Come again, professor? I “conceded” that Christians have a right to religious freedom? I “admitted” that it’s bad to list hate groups? Are you smoking something?

That is a bizarre, Swainsian construct, to say the least. Both I and the Southern Poverty Law Center (SPLC) have always and vigorously defended religious freedom and the First Amendment, just as I said at the debate, which was recorded for future radio and Internet TV transmission (no tape or transcripts are yet available). And I in no way, not covertly or overtly or in any other way at all, suggested that there’s a problem with our hate group listings. Just the opposite: I explained repeatedly to Swain that our listings of a few religious right organizations are based on their propagation of known falsehoods, like the bogus claim that gay men molest children far more than their straight counterparts. I pointed out specifically that we did not list groups on the basis of their Christianity, their belief that homosexuality is a sin, or their opposition to same-sex marriage. We list them because they egregiously lie in a propagandistic effort to defame LGBT people.

Swain didn’t seem to get the distinction.

The professor actually sounds a little confused in her description today of the debate, or perhaps she just doesn’t remember what happened. All the panelists — NRB General Counsel Craig Parshall, Americans United for Separation of Church and State Executive Director Barry Lynn, Swain, myself and even moderator Janet Parshall, Craig’s wife and a well-known talk radio show host — agreed that religious liberty was important. All of us objected, for instance, to campus speech codes that seek to impose civility at the cost of free expression. As Janet Parshall pointed out, it was quite something to see us all agree on something.

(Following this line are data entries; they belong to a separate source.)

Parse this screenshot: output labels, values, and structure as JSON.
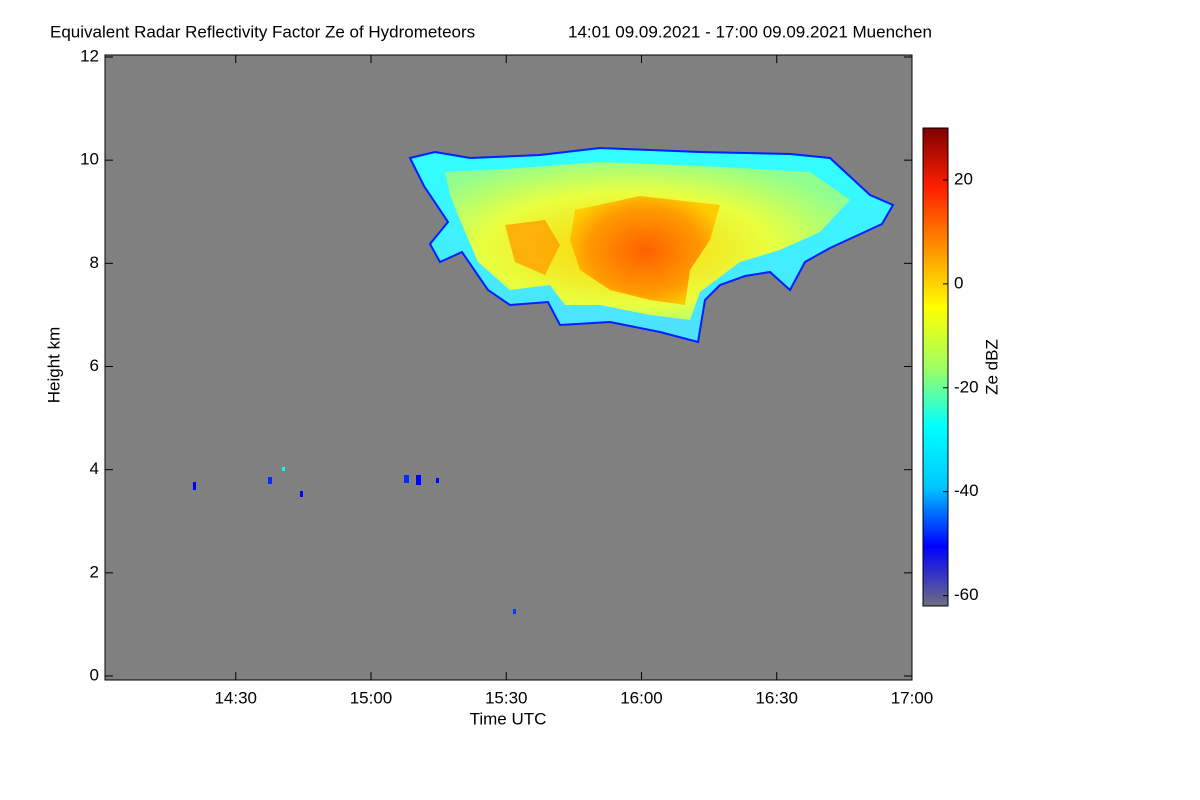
{
  "chart_data": {
    "type": "heatmap",
    "title": "Equivalent Radar Reflectivity Factor Ze of Hydrometeors",
    "subtitle": "14:01 09.09.2021 - 17:00 09.09.2021 Muenchen",
    "x_label": "Time UTC",
    "y_label": "Height km",
    "xlim": [
      "14:01",
      "17:00"
    ],
    "xticks": [
      "14:30",
      "15:00",
      "15:30",
      "16:00",
      "16:30",
      "17:00"
    ],
    "ylim": [
      0,
      12
    ],
    "yticks": [
      0,
      2,
      4,
      6,
      8,
      10,
      12
    ],
    "background": "#808080",
    "colorbar": {
      "label": "Ze dBZ",
      "zlim": [
        -62,
        30
      ],
      "zticks": [
        -60,
        -40,
        -20,
        0,
        20
      ],
      "colormap": [
        "#6e6e82",
        "#0000ff",
        "#00c8ff",
        "#00ffff",
        "#a0ff60",
        "#ffff00",
        "#ff9000",
        "#ff2000",
        "#800000"
      ]
    }
  }
}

The heat came in the second half hour of the exchange, when Swain led a nail-spitting attack on SPLC and on me personally, saying the government should “investigate” SPLC and accusing me of trying to “destroy” her reputation. (Briefly, she was angry because after she heartily endorsed a “documentary” that said the concept of racism was merely an excuse to intimidate whites, we found that the filmmaker regularly referred elsewhere to black men as “EVIL monkeys who are DESTROYING” America — and she continued to endorse it. After that, I told the Nashville Tennessean she was an “apologist” for a white supremacist.)

Swain wasn’t much for accuracy in the debate, just as she isn’t in her recounting of it. At one point in her attack on SPLC, she accused us of listing Focus on the Family as a hate group — a complete falsehood, when in fact we’ve pointed out real signs of moderation in that group’s anti-gay activities. I suppose that shouldn’t be much of a surprise. Swain was reading directly out of an issue of The Social Contract, a nasty white nationalist magazine that is both obsessed with non-white immigration and notoriously inaccurate, but a place where Swain, who was once a paid contributor to immigrant-basher Lou Dobbs’ CNN show, has many friends.

Swain ended her comments to OneNewsNow with an unexpected conclusion — that Christians should “never become offensive” and instead stick to “truth and love.” If that’s really what she got from our encounter, I suppose it wasn’t a total loss.